Ambos, esposo y esposa, se pusieron pesadamente de pie, con notoria vergüenza.

"Bueno, usted sabrá, por supuesto," dijo Lady Hipatia, con esa sonrisa francamente encantadora de las anfitrionas aristócratas. "Usted sabrá que él no puede exactamente dar sus manos... no son manos, comprenderá.... por su estructura, por supuesto..."

Rompí con todas las ataduras sociales y me apresuré hacia la puerta del cuarto que, pensé, contenía a la increíble criatura. Abrí de golpe; una oscuridad absoluta se tensaba sobre el cuarto. Pero de frente a mí llegó un pequeño y triste graznido, y de atrás de mí un chillido doble.
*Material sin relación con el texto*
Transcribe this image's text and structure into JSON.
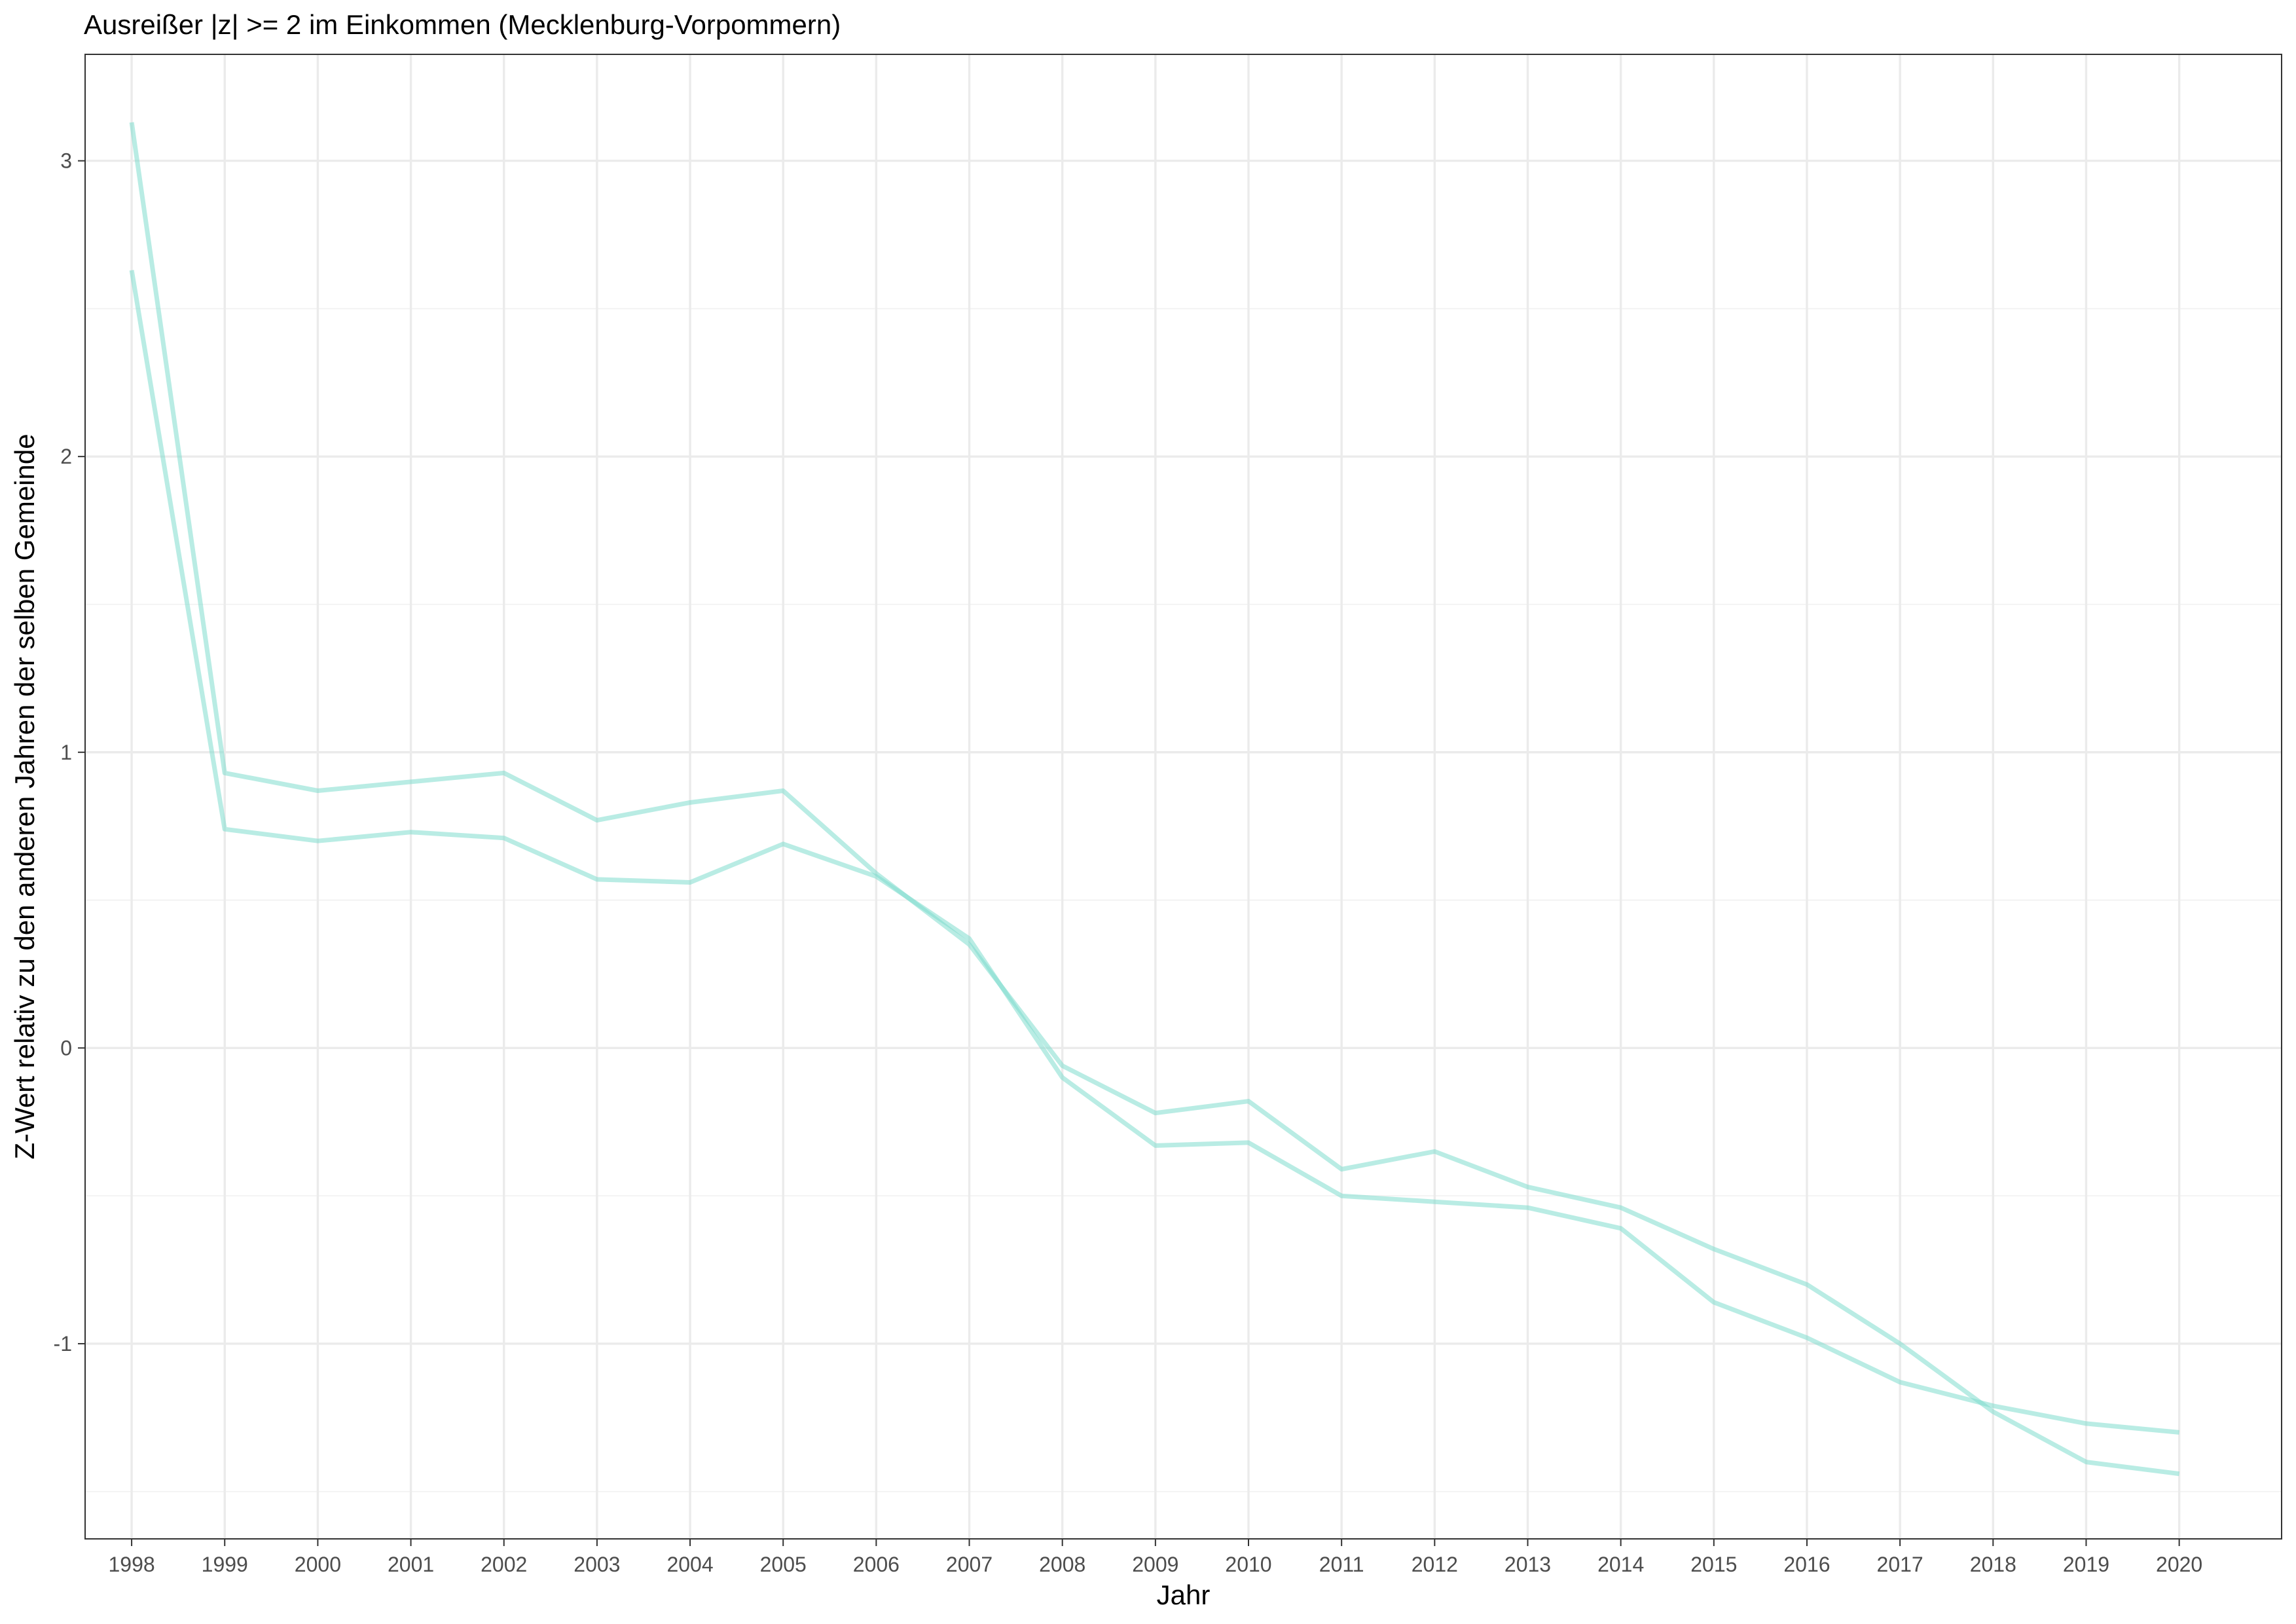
{
  "chart_data": {
    "type": "line",
    "title": "Ausreißer |z| >= 2 im Einkommen (Mecklenburg-Vorpommern)",
    "xlabel": "Jahr",
    "ylabel": "Z-Wert relativ zu den anderen Jahren der selben Gemeinde",
    "x": [
      1998,
      1999,
      2000,
      2001,
      2002,
      2003,
      2004,
      2005,
      2006,
      2007,
      2008,
      2009,
      2010,
      2011,
      2012,
      2013,
      2014,
      2015,
      2016,
      2017,
      2018,
      2019,
      2020
    ],
    "x_tick_labels": [
      "1998",
      "1999",
      "2000",
      "2001",
      "2002",
      "2003",
      "2004",
      "2005",
      "2006",
      "2007",
      "2008",
      "2009",
      "2010",
      "2011",
      "2012",
      "2013",
      "2014",
      "2015",
      "2016",
      "2017",
      "2018",
      "2019",
      "2020"
    ],
    "y_ticks": [
      -1,
      0,
      1,
      2,
      3
    ],
    "y_tick_labels": [
      "-1",
      "0",
      "1",
      "2",
      "3"
    ],
    "xlim": [
      1997.5,
      2021.1
    ],
    "ylim": [
      -1.66,
      3.36
    ],
    "grid": true,
    "legend": "none",
    "line_color": "#7fdccd",
    "line_opacity": 0.55,
    "series": [
      {
        "values": [
          3.13,
          0.93,
          0.87,
          0.9,
          0.93,
          0.77,
          0.83,
          0.87,
          0.59,
          0.35,
          -0.06,
          -0.22,
          -0.18,
          -0.41,
          -0.35,
          -0.47,
          -0.54,
          -0.68,
          -0.8,
          -1.0,
          -1.23,
          -1.4,
          -1.44
        ]
      },
      {
        "values": [
          2.63,
          0.74,
          0.7,
          0.73,
          0.71,
          0.57,
          0.56,
          0.69,
          0.58,
          0.37,
          -0.1,
          -0.33,
          -0.32,
          -0.5,
          -0.52,
          -0.54,
          -0.61,
          -0.86,
          -0.98,
          -1.13,
          -1.21,
          -1.27,
          -1.3
        ]
      }
    ]
  }
}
"¡Mire lo que hizo!" lloró el Dr. Hagg, sepultando su frente calva entre sus manos. "Dejó que una corriente de viento lo alcanzara; ahora está muerto"

Mientras me alejaba de Croydon aquella noche, vi hombres de negro cargando un ataúd que no tenía forma humana. El viento gimió sobre mí, retorciendo los álamos, de forma tal que se encorvaban y asentían como coronas de plumas en algún funeral cósmico.

"Eso es, precisamente," dijo el Dr. Hagg, "el universo entero llorando la frustración de su más magnífico nacimiento." Pero yo pensé advertir una risotada en el alto gemido del viento.